А ведь это был начальник тюрьмы, начальник НКВД Магадана Окунев и еще двое. Начальник тюрьмы, особенно сильно кричавший, умолк, и компания, повинуясь, вышла из операционной...

Через несколько дней, к нам подселили сразу пятерых. Все они были разного возраста, старшему — лет под пятьдесят, младшему — двадцать с лишним. Были они военными людьми.

Топорков был старшим по возрасту. Человек весьма спокойный, рассудительный и грамотный. Он теперь слепой, хоть глаза и открыты. До ареста служил в армии в чине полковника. Арестован в 1936 году. Имел срок 25 лет. Его обвинили в контрреволюционных грехах.

Наиболее интересным и самым разговорчивым из них был Олег. Он самый молодой. Рядовой, служил где-то на

 

- 32 -

границе и там же был арестован. Он больше всех рассказывал нам о том, что их привело к казни.

Был и такой, из этой пятерки, который остался боевым даже здесь, в камере. Он летчик, человек весьма сильной натуры, образован, красив, аккуратен и рассудителен.

Мне пришлось говорить больше всего с полковником. С ним же разговаривал в основном и Олег. Олег охотно разговаривал со всеми. Так он рассказал за что они были приговорены к расстрелу.

— Все мы из одного лагеря.

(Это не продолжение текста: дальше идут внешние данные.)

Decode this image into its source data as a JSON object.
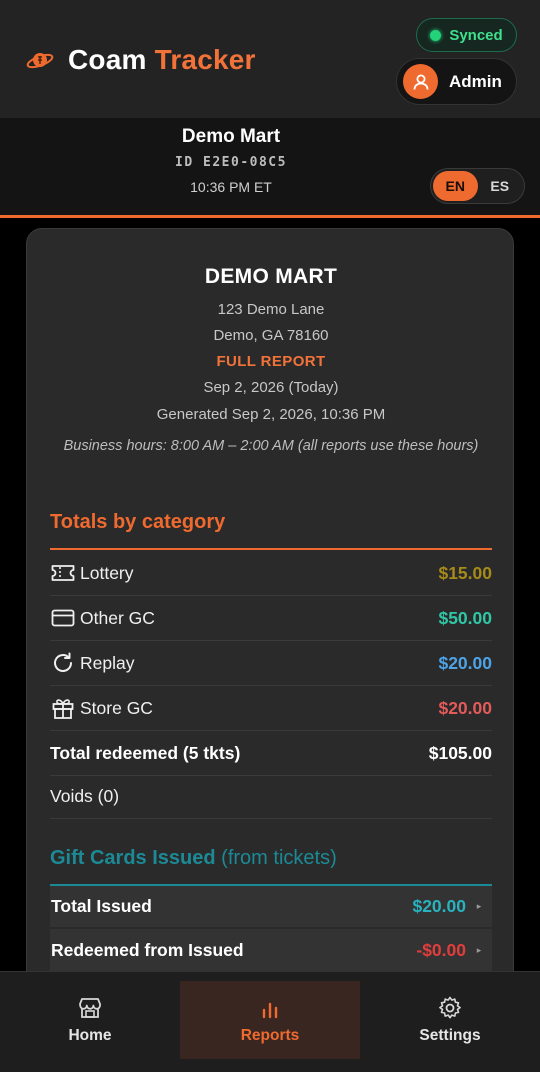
{
  "header": {
    "brand_part1": "Coam",
    "brand_part2": "Tracker",
    "sync_status": "Synced",
    "user_label": "Admin"
  },
  "store": {
    "name": "Demo Mart",
    "id": "ID E2E0-08C5",
    "time": "10:36 PM ET",
    "languages": [
      "EN",
      "ES"
    ],
    "active_language": "EN"
  },
  "report": {
    "store_name": "DEMO MART",
    "address_line1": "123 Demo Lane",
    "address_line2": "Demo, GA 78160",
    "report_type": "FULL REPORT",
    "date": "Sep 2, 2026 (Today)",
    "generated": "Generated Sep 2, 2026, 10:36 PM",
    "hours": "Business hours: 8:00 AM – 2:00 AM (all reports use these hours)"
  },
  "totals": {
    "title": "Totals by category",
    "rows": [
      {
        "icon": "ticket-icon",
        "label": "Lottery",
        "amount": "$15.00",
        "color": "#a68a1a"
      },
      {
        "icon": "credit-card-icon",
        "label": "Other GC",
        "amount": "$50.00",
        "color": "#2fc7a6"
      },
      {
        "icon": "refresh-icon",
        "label": "Replay",
        "amount": "$20.00",
        "color": "#4ea3e6"
      },
      {
        "icon": "gift-icon",
        "label": "Store GC",
        "amount": "$20.00",
        "color": "#e25a5a"
      }
    ],
    "total_label": "Total redeemed (5 tkts)",
    "total_amount": "$105.00",
    "voids_label": "Voids (0)"
  },
  "gift_cards": {
    "title": "Gift Cards Issued",
    "subtitle": "(from tickets)",
    "rows": [
      {
        "label": "Total Issued",
        "amount": "$20.00"
      },
      {
        "label": "Redeemed from Issued",
        "amount": "-$0.00"
      }
    ]
  },
  "nav": {
    "items": [
      {
        "label": "Home",
        "icon": "store-icon"
      },
      {
        "label": "Reports",
        "icon": "bar-chart-icon"
      },
      {
        "label": "Settings",
        "icon": "gear-icon"
      }
    ],
    "active": "Reports"
  },
  "colors": {
    "accent": "#ef6a2f",
    "teal": "#1b8a96",
    "sync_green": "#22d37a"
  }
}
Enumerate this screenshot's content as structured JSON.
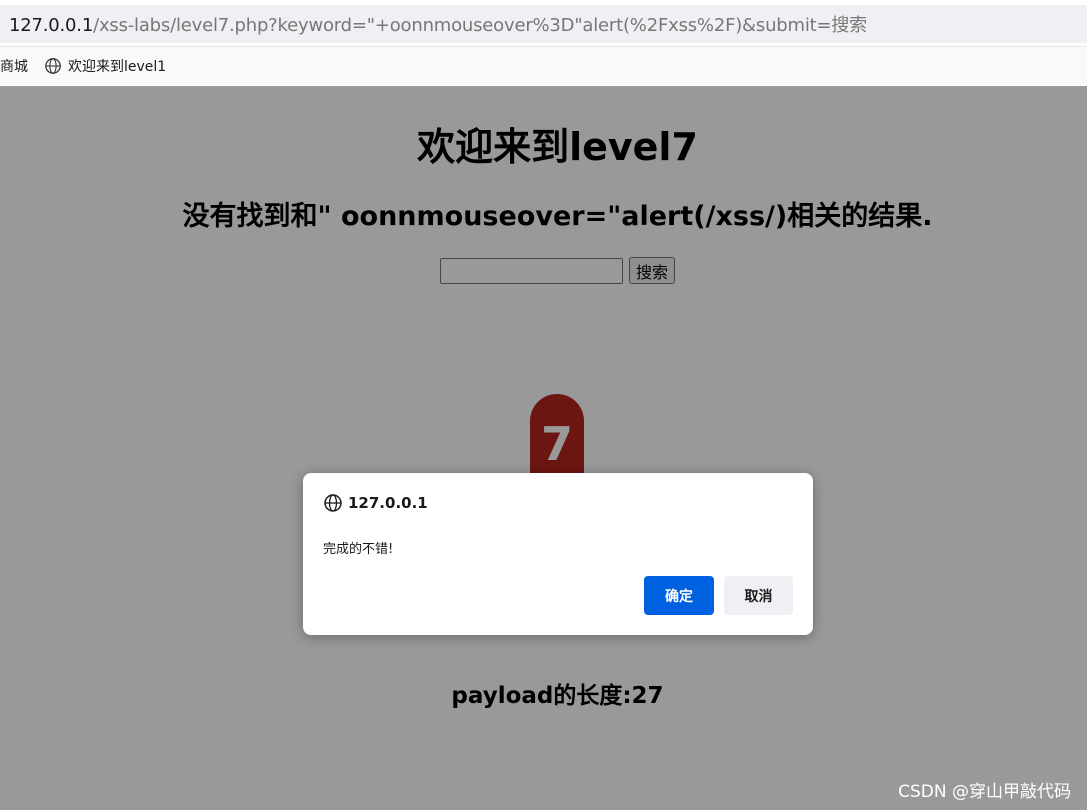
{
  "address_bar": {
    "url_host": "127.0.0.1",
    "url_path": "/xss-labs/level7.php?keyword=\"+oonnmouseover%3D\"alert(%2Fxss%2F)&submit=搜索"
  },
  "bookmarks": [
    {
      "label": "商城"
    },
    {
      "label": "欢迎来到level1",
      "icon": "globe-icon"
    }
  ],
  "page": {
    "title": "欢迎来到level7",
    "result_text": "没有找到和\" oonnmouseover=\"alert(/xss/)相关的结果.",
    "search_input_value": "",
    "search_button_label": "搜索",
    "level_badge": "7",
    "payload_length": "payload的长度:27"
  },
  "dialog": {
    "origin": "127.0.0.1",
    "icon": "globe-icon",
    "message": "完成的不错!",
    "ok_label": "确定",
    "cancel_label": "取消"
  },
  "watermark": "CSDN @穿山甲敲代码",
  "colors": {
    "ok_button": "#0061e0",
    "badge": "#b5261e",
    "overlay": "rgba(0,0,0,0.40)"
  }
}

Жизнь была несносная. Люди гибли. Нужно было что-то делать. И вот он, — Олег показал на полковника, — решил устроить побег. Этот летчик взялся овладеть аэродромом и затем улететь в Америку. Однажды ночью мы приступили к осуществлению своих планов. Разоружили охрану, вооружились, вышли из лагеря. Застали врасплох солдатскую казарму. Тех, кто сопротивлялся, уничтожили. Боеприпасы, оружие и продовольствие погрузили на коней и двинулись в путь. За нами пошло человек сто. Шли те, кто хотел свободы, кто имел большой срок. У нас был компас, карты, и мы держали путь на ближайший аэродром, о котором знали. Все попытки преградить нам порогу были безуспешными. От лагеря мы ушли уже далеко, оставалось совсем немного до аэродрома. И тогда на нас пустили авиацию. В этой ситуации мы были бессильны. Почти все были перебиты. Нам удалось отделиться от основной массы и укрыться в тайге. Свой путь мы все-таки продолжали. Нас преследовали и в конце концов окружили. Отстреливались мы до последнего патрона, не оставили даже для себя. Нас взяли. Били крепко. Полковнику досталось больше всех, потом — летчику. Но он здоров, а вот полковника довели до слепоты.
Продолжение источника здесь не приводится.